Of course, even though the Clean Power Plan rule never took effect, the mere prospect that it might take effect likely affected investment and technology decisions by utility scale electricity generators.

  • The Clean Power Plan rule struck by the Court was stayed by the Supreme Court on petition from West Virginia in 2016.  The Trump-EPA later rescinded the Clean Power Plan after determining that it had exceeded its statutory authority.  It also replaced the Obama-era rule in favor of the Affordable Clean Energy rule, which determined that the “generation shifting” components of the Clean Power Plan were impermissible as a “system of emission reduction.”  The D.C. Circuit Court held that EPA’s repeal of the Clean Power Plan rested on a mistaken reading of its own authority—that EPA in fact had the authority to use generation shifting as a system of emission reduction.  Accordingly, that Court vacated both the Clean Power Plan and Affordable Clean Energy plan rules and remanded them to EPA.  EPA later informed that Court that it did not intend to enforce the Clean Power Plan and intended to issue a new §111(d) rule.  Thus, at the time of the current decision, there was no Clean Power Plan rule in effect.  EPA argued that as a result, the challengers had no injury and thereby no standing.  The Court, however, framed the issue as one of “mootness” rather than standing; noted that the government has the burden of proving mootness; and that the government had not declared that it would not re-adopt a similar rule.  Accordingly, the Supreme Court declared the controversy was not moot and that it could review the Clean Power Plan rule.

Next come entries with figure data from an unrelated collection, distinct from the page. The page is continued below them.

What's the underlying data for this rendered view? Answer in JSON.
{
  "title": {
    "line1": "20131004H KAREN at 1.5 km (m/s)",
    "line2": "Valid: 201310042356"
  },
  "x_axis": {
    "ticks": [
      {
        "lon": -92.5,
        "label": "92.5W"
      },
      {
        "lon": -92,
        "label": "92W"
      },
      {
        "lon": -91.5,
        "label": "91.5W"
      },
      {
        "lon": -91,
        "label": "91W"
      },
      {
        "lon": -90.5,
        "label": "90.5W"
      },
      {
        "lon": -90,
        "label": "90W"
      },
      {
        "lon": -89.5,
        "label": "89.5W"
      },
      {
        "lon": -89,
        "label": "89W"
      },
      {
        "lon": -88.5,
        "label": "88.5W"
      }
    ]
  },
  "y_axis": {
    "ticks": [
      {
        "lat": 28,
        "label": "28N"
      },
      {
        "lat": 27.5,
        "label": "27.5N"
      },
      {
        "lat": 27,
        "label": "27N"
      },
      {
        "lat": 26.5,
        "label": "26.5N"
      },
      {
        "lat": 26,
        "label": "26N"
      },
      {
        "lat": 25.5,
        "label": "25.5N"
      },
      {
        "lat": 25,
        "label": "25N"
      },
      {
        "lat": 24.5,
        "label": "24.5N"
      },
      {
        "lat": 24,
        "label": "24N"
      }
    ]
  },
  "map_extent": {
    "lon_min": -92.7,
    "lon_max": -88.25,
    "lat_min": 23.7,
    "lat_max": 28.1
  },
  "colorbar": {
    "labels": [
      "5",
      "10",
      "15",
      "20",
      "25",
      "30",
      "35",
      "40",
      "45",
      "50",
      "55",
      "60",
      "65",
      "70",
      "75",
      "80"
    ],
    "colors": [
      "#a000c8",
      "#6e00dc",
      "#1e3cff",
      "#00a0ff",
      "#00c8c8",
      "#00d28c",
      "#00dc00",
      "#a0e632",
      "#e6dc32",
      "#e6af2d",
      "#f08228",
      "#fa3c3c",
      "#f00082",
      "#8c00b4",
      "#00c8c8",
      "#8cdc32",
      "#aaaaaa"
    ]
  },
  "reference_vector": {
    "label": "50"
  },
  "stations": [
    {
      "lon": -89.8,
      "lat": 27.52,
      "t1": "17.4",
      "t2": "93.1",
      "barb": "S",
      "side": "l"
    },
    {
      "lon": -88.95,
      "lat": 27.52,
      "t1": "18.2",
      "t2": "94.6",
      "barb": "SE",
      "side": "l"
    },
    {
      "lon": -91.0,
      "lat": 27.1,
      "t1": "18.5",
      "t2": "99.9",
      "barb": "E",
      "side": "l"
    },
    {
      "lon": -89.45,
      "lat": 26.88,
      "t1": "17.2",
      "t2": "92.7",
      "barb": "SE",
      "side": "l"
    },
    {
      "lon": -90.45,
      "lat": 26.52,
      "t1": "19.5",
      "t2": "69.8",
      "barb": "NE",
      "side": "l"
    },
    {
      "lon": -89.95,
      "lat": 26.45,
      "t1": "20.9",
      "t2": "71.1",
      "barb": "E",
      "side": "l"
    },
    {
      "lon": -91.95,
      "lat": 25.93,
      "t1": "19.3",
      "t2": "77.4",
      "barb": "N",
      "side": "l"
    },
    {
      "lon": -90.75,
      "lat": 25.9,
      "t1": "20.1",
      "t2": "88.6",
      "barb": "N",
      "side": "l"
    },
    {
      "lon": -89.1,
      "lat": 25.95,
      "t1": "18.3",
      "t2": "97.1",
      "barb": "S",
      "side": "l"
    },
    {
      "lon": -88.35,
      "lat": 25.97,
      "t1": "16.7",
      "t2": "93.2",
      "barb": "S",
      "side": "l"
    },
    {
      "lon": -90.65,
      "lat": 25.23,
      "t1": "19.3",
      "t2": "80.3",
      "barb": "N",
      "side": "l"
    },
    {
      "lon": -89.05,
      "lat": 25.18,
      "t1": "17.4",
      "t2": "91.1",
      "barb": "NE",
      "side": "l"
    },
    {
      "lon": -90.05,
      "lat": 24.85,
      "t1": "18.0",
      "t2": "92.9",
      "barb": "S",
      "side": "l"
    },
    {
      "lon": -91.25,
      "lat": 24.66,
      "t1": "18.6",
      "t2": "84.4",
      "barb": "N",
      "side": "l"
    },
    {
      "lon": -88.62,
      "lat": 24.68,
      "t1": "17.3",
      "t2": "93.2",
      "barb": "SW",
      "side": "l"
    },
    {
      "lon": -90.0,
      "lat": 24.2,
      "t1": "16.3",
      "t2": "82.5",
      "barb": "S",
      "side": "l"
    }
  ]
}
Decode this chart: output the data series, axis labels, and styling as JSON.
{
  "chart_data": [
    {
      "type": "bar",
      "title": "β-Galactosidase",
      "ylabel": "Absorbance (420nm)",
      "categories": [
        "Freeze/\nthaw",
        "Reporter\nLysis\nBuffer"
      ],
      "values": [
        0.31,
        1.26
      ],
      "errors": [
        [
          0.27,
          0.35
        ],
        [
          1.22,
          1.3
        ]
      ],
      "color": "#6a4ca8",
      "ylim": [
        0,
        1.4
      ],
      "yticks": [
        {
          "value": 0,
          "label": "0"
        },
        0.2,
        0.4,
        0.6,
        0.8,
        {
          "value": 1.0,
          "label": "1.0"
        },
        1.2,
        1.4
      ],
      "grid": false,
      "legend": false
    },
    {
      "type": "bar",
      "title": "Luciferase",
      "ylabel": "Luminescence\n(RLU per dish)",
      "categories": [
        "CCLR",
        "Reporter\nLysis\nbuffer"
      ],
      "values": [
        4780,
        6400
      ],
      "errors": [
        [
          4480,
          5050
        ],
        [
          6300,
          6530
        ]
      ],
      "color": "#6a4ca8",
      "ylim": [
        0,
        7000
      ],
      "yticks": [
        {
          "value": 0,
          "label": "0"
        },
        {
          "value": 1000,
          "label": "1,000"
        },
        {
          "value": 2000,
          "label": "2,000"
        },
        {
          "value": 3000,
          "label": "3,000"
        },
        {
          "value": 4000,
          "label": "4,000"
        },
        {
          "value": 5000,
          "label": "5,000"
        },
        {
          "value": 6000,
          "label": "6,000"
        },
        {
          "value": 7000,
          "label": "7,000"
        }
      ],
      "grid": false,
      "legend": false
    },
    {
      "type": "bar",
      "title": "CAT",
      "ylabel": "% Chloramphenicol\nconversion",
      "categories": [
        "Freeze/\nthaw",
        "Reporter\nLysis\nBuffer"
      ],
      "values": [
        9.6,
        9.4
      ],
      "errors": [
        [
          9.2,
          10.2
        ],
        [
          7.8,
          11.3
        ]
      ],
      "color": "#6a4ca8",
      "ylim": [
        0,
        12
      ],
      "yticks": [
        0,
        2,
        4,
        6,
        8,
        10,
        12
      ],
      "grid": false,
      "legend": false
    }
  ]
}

[1] We have written before about the Clean Power Plan rule. See:

https://www.jacksonkelly.com/renewable-energy-blog/us-supreme-court-stays-clean-power-plan-rule-for-existing-coal-plants (2/10/16)

https://www.jacksonkelly.com/energy-environment-blog/update-on-clean-power-plan-litigation-1 (9/12/17)

https://www.jacksonkelly.com/energy-environment-blog/supreme-court-refuses-to-hear-case-challenging-epas-failure-to-study-employment-effects-of-clean-power-plan (1/10/18)

https://www.jacksonkelly.com/energy-environment-blog/epa-puts-affordable-clean-energy-rules-out-for-public-comment (9/10/18)

https://www.jacksonkelly.com/energy-environment-blog/supreme-court-hears-argument-on-scope-of-epas-authority-over-power-plant-emissions (3/4/22)

[2] See Utility Air Regulatory Group v. EPA, 573 U.S. 302, 324 (2014) (discussed in Congressional Research Service, “The Major Questions Doctrine” (April 6, 2022) available at https://crsreports.congress.gov/product/pdf/IF/IF12077.  The doctrine has been used to reject claims of agency authority, including:

  • The FDA’s regulation of tobacco using statutory authority over “drugs” and “devices.” FDA v. Brown & Williamson Tobacco Corp., 529 U.S. 120 (2000).
  • The Environmental Protection Agency’s (EPA’s) consideration of costs in regulating air pollutants under its authority to prescribe ambient air quality standards that “are requisite to protect the public health” with “an adequate margin of safety” (Whitman v. American Trucking Ass’ns, 531 U.S. 457 (2001).

[3] Whitman, 531 U.S. at 468.

[4] The Court reiterated its concern with the broad scope of authority EPA had asserted: “It is one thing for Congress to authorize regulated sources to use trading to comply with a preset cap, or a cap…based on some…objective criterion….  It is quite another to simply authorize EPA to set the cap wherever the Agency sees fit.”  The Court also noted that “EPA has admitted that issues of electricity transmission, distribution, and storage are not within its traditional expertise,” further calling into question the notion that Congress tasked it—and it alone—with deciding such questions of vital national importance.